China's business press carried the following stories on Friday. China.org.cn has not checked the stories and does not vouch for their accuracy.
Wu Yajun richest woman on the mainland---the Beijing News
As shares were inflated in Hong Kong listings, Wu Yajun, chairwoman of Longfor Properties, surpassed Yang Huiyuan to become the wealthiest woman on the mainland.
Longfor Properties, a real estate developer based in Chongqing, began to trade on the Hong Kong Stock Exchange yesterday. The stock closed at HK$8.01 (US$1.03) on the first trading day, up 13.3 percent from the offering price HK$7.07 (US$0.90). Longfor Properties raised HK$6.7 billion (US$864 million), making it the largest IPO for domestic real estate developers to go public in Hong Kong this year.
Rumor has it: cross-Straits marriage between two brokerages---Oriental Morning Post
Guoyuan Securities yesterday refuted a report that the firm has inked an agreement with Taiwan's Concord Securities on stake transaction and strategic cooperation.

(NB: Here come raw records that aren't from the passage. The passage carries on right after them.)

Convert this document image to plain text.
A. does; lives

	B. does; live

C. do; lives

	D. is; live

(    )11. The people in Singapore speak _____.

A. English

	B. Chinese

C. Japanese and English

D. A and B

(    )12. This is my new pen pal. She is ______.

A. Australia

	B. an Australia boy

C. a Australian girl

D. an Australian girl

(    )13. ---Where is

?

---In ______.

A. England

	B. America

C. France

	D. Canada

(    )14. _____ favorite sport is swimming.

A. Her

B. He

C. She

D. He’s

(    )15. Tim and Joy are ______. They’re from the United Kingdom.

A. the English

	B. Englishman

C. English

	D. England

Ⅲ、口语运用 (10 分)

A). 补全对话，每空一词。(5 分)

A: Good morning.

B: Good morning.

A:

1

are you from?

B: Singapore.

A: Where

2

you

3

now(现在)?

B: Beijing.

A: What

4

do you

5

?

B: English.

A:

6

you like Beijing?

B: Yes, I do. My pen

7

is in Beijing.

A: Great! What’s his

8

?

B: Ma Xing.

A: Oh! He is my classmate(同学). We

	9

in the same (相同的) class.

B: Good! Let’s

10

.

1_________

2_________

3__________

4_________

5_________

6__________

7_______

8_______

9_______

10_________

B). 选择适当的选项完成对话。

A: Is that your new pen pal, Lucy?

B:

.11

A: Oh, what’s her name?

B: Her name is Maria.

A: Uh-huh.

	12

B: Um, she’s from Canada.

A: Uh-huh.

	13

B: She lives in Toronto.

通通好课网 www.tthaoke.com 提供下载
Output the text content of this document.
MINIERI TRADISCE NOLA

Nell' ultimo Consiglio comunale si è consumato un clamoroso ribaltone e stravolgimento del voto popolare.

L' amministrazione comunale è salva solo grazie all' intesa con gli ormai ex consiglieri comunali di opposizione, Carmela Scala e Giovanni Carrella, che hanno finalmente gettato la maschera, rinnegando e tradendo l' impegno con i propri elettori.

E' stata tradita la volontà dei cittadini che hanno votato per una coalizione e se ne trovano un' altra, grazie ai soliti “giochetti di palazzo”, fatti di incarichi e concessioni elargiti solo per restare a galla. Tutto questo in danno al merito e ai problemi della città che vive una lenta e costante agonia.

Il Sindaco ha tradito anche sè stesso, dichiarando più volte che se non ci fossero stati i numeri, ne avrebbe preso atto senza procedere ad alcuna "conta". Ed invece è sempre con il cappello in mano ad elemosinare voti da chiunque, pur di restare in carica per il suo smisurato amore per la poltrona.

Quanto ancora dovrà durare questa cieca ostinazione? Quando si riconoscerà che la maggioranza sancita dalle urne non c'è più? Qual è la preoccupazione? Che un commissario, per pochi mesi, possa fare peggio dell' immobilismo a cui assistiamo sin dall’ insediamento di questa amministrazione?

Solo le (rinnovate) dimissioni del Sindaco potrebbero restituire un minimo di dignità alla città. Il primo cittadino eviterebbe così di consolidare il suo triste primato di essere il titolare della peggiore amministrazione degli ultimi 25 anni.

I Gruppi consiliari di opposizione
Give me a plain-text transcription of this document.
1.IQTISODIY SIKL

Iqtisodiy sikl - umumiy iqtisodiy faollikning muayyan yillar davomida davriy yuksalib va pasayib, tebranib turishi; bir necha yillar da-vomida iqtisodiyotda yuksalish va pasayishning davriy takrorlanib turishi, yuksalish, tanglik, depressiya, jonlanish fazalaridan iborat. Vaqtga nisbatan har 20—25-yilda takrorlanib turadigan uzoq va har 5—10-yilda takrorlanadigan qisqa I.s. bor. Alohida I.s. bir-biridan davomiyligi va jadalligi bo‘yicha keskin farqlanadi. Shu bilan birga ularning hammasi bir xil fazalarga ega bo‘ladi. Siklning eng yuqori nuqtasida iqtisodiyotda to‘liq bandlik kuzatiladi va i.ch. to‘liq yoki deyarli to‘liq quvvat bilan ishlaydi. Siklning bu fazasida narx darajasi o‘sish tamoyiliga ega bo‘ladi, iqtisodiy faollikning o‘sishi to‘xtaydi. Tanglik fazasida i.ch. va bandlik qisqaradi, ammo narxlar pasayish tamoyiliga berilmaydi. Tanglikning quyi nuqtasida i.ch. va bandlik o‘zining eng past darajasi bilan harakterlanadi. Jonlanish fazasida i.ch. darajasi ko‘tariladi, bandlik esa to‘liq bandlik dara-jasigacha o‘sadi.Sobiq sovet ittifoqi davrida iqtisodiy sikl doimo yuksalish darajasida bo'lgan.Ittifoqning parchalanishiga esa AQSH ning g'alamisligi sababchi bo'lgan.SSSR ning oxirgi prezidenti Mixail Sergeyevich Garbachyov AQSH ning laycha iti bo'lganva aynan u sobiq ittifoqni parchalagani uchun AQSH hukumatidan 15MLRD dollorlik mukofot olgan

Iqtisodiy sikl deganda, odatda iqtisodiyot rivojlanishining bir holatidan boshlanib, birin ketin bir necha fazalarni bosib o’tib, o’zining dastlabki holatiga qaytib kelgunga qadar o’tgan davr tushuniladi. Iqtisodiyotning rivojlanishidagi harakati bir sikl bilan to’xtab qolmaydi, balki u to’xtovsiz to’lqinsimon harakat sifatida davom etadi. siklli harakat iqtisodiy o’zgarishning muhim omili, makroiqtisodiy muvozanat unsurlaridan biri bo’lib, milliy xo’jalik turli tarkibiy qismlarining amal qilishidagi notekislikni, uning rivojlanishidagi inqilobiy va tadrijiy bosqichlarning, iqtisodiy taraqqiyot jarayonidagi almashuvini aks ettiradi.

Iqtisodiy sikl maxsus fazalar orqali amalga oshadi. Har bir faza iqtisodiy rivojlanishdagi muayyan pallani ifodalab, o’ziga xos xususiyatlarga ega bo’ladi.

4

In a report released Thursday by Taiwan-based Economic Daily News, vice chairman of Concord Securities Zheng Dayu was quoted as saying, "Guoyuan Securities and Concord Securities have signed a strategic cooperation agreement to pave way for the former one to buy no more than 20 percent stake in Concord." He also said Concord Securities plans to issue new shares in the first half of next year to raise T$2 billion (US$ 61 million).
The report came as a coincidence with the signing of a memorandum of understanding between the mainland and Taiwan, allowing mainland China's financial institutions to conduct business in Taiwan starting next January.
BYD looks to solar power---Shanghai Securities News
Electric car and battery maker BYD, in which Warren Buffet holds a stake, announced yesterday that it will make substantial inroads into the solar power sector.
Xu An, manager of the public relations department at BYD, said new energy is the newest area of interest for BYD. The new energy plan involves construction of a solar power station, power storage station and development of a green car.
"BYD will possibly use solar energy to power the cars in the future," added Xu.
Massive hot money inflow puts Hong Kong economy at risk---Oriental Morning Post
Chen Delin, chief executive of Hong Kong Monetary Authority, the equivalent of the city's central bank, said more than HK$500 billion (US$64.5 billion) of speculative hot money flowed into the Hong Kong market from October of last year through now. Chen warned that the unusual inflowing poses a risk of forming an asset bubble, especially in the event of a US interest rate increase or a stronger US dollar.
IMF's head Dominique Strauss-Kahn and World Bank's president Robert Zoellick have both shown concerns about Hong Kong's real economy if the bubble bursts.